I can remember 20-30 years ago coming to the Eastern Shore of Virginia and seeing a row of old cabins alongside a large field. Those cabins had been built back in the time of slavery, and were still being used 100 years later, principally to house migrant laborers. They were eventually condemned and torn down.
When Republicans argue that “Civil Rights” are achieved – they discount the experiences of many living black folks old enough to have grown up under Jim Crow, and possibly have known people who were held as slaves.
As if 50 years of ending Jim Crow has erased the experiences of generations of black people.
87-Year-Old Woman Sees ‘Slave Cabin’ in Which She Was Born at National African-American Museum

Isabel Margaret Lewin
It was a cabin that housed people who were enslaved starting in 1853 on Edisto Island, S.C. In 2017, the restored structure sits in the National Museum of African American History and Culture, helping to tell the often overlooked and covered-up stories of our nation’s history. But to Isabell Meggett Lucas, 87, the cabin also tells the story of her own family and her childhood, having been born in that same cabin several decades ago.

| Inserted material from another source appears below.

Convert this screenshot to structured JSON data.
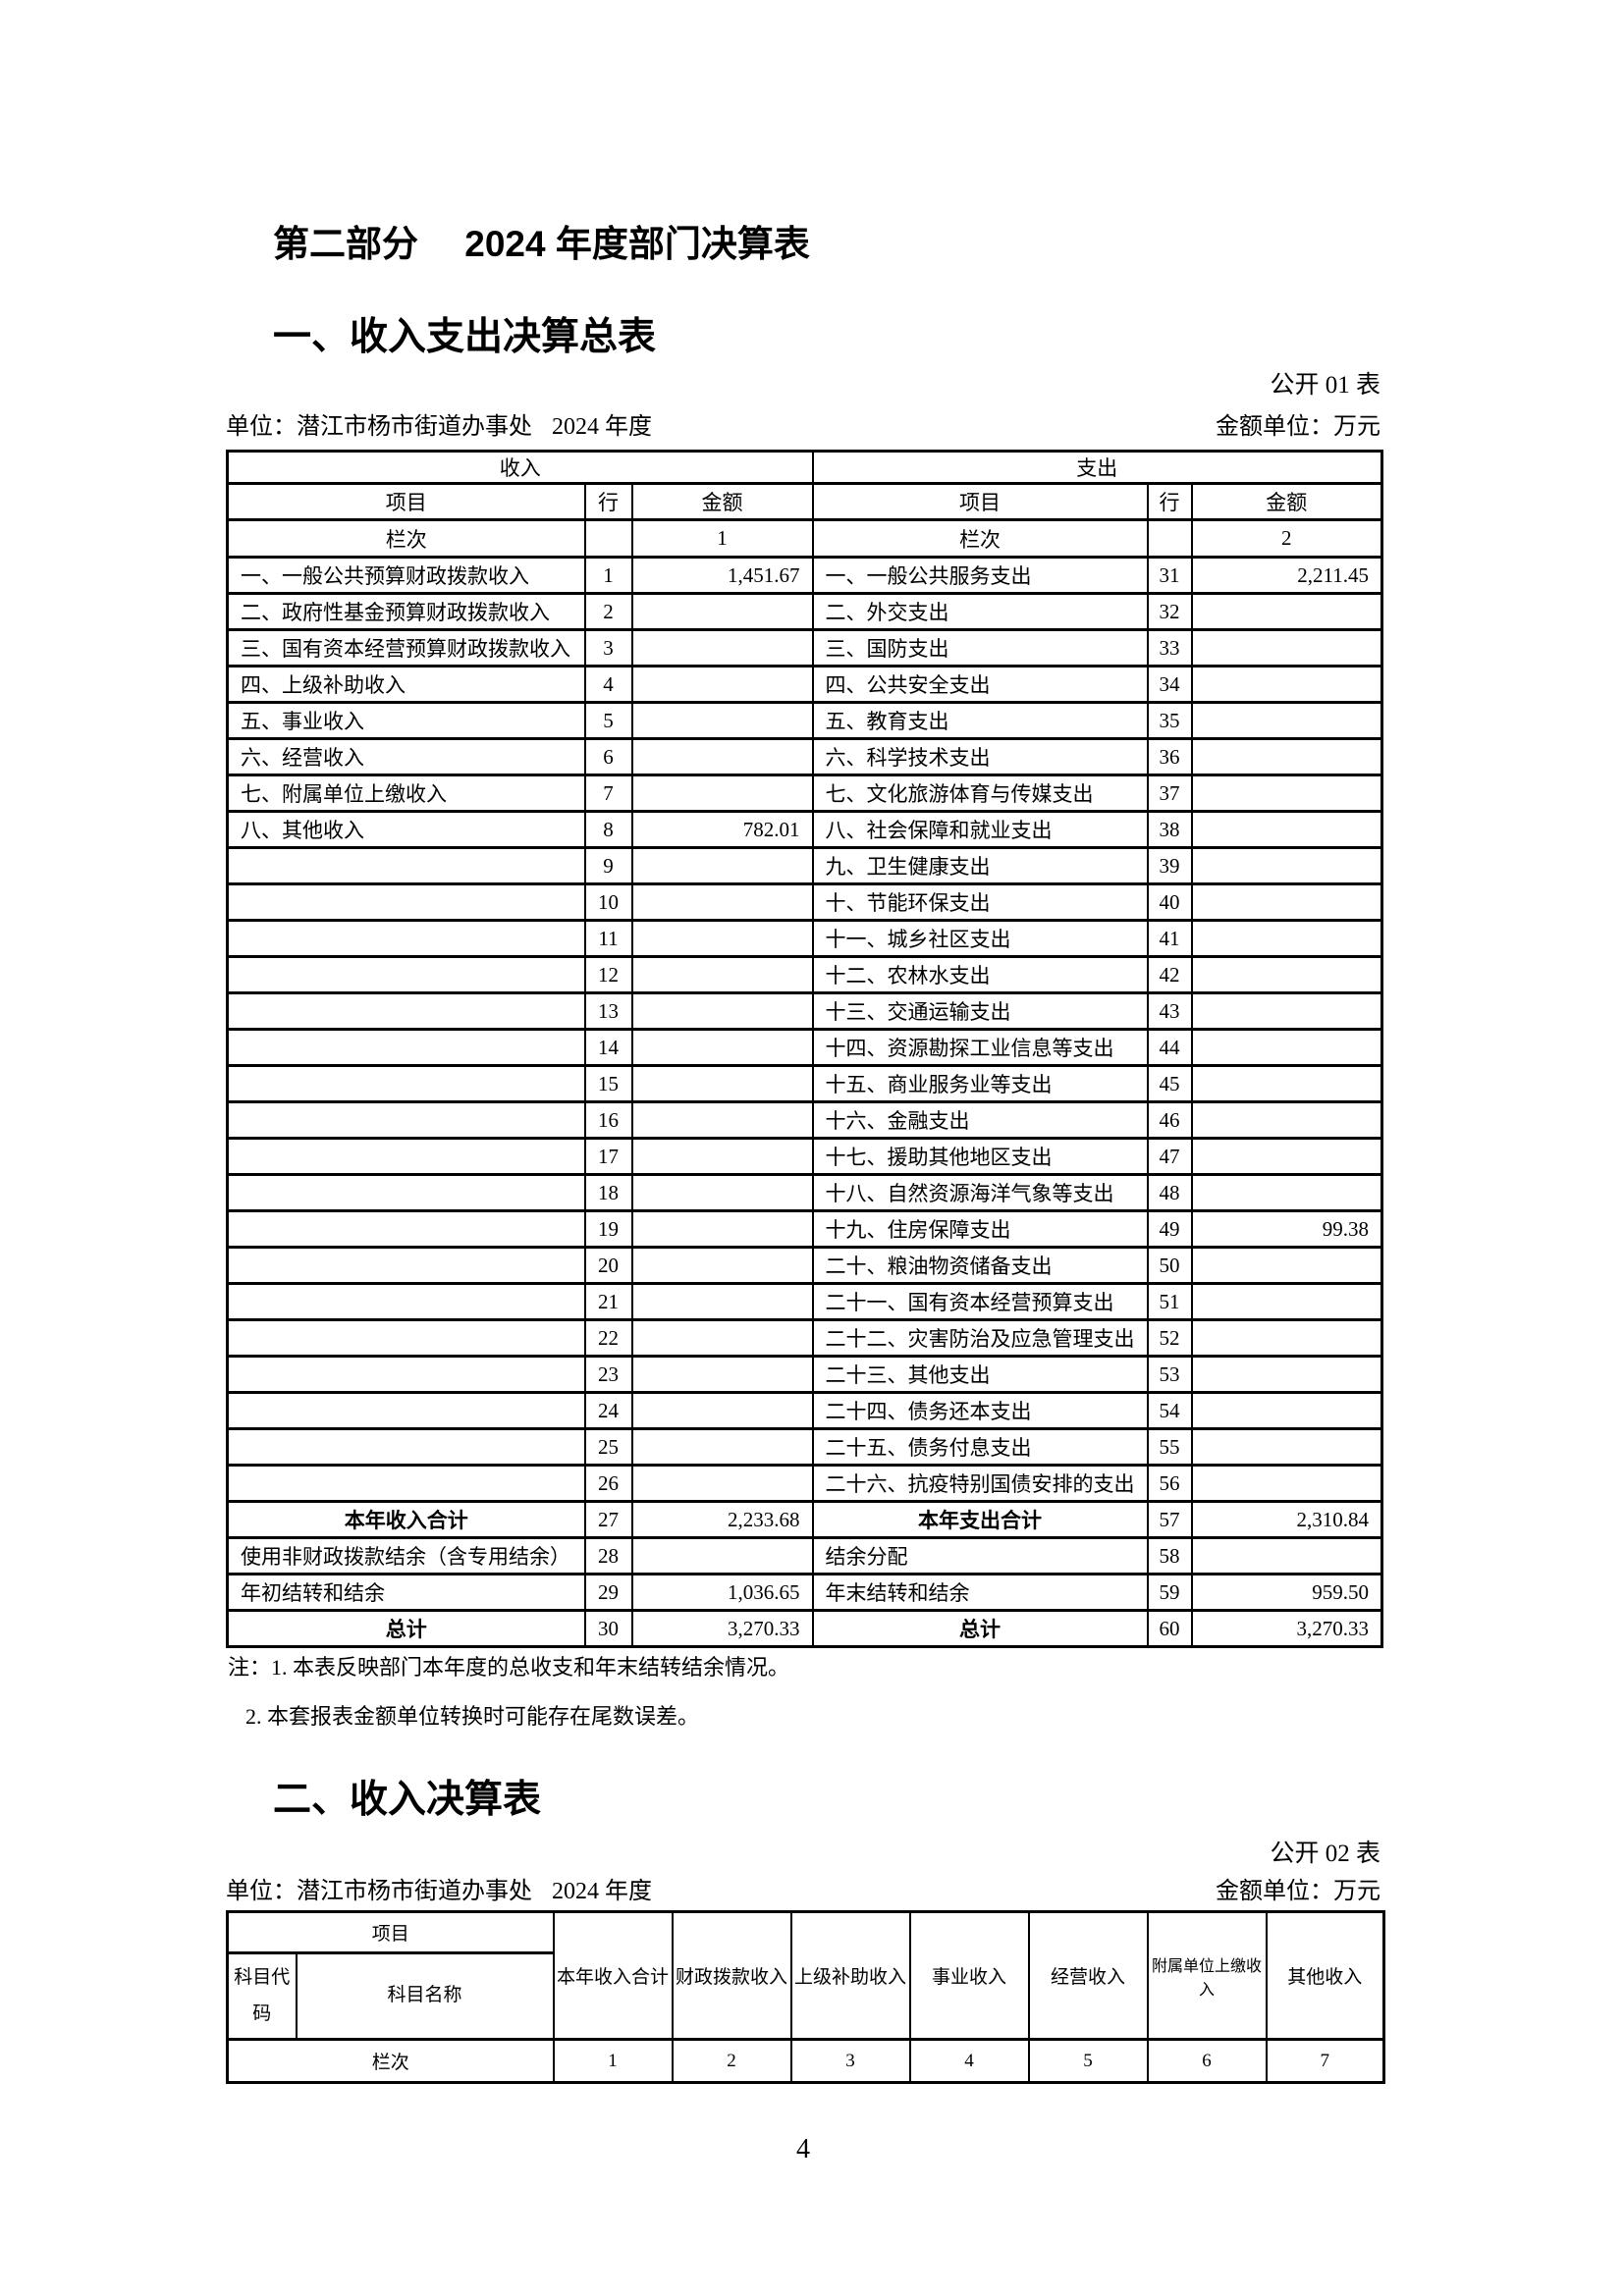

Lucas visited the museum Tuesday with several members of her family, amazed to see the two-room wooden house, where she lived with her large family of 11 on Edisto Island, standing before her as a museum exhibit, NBC Washington reports.
“I never knew this all would come to pass,” she said. “Everybody is excited and happy.”
The Point of Pines Plantation “slave cabin” was the only remaining cabin of some 10 that were built in a row on the same patch of land on the planation. The land and cabins were originally owned by Charles Bailey, who had acquired his wealth through slavery, museum curator Nancy Bercaw told the news site.
However, Lucas said that growing up, she did not know that enslaved people had once lived in the space she called home. She recalled sleeping in one of the two bedrooms with her nine brothers while her parents shared the other room.
“When I was a child, we’d get out and play and climb trees.” Lucas said. “I remember my grandmother cooking and feeding us”
According to the news site, Lucas was raised by her grandmother, whom she thought was her mother. She only learned about the identity of her mother after her grandmother died. Her paternal grandparents lived in the same community, in separate cabins.
The cabin did not have electricity, so the children had to do chores such as fetching wood for the stove. The family had a garden behind the house, where they grew okra and beans, and they raised chickens and hogs for food.
Lucas’ mother was also born in the cabin, but moved out in 1981 after the owners sold it.
The cabin was given to the Edisto Island Historic Preservation Society, before eventually being donated to the National Museum of African American History and Culture, painstakingly taken apart piece by piece and being reconstructed, precisely as it was, within the museum.
On Tuesday, many of Lucas’ family members posed before the reconstructed cabin to take a photo to add the day to the family’s large bank of memories.
“This is the most beautiful thing that could’ve happened—the Meggetts coming forward and visiting us and sharing these stories with us,” Bercaw said.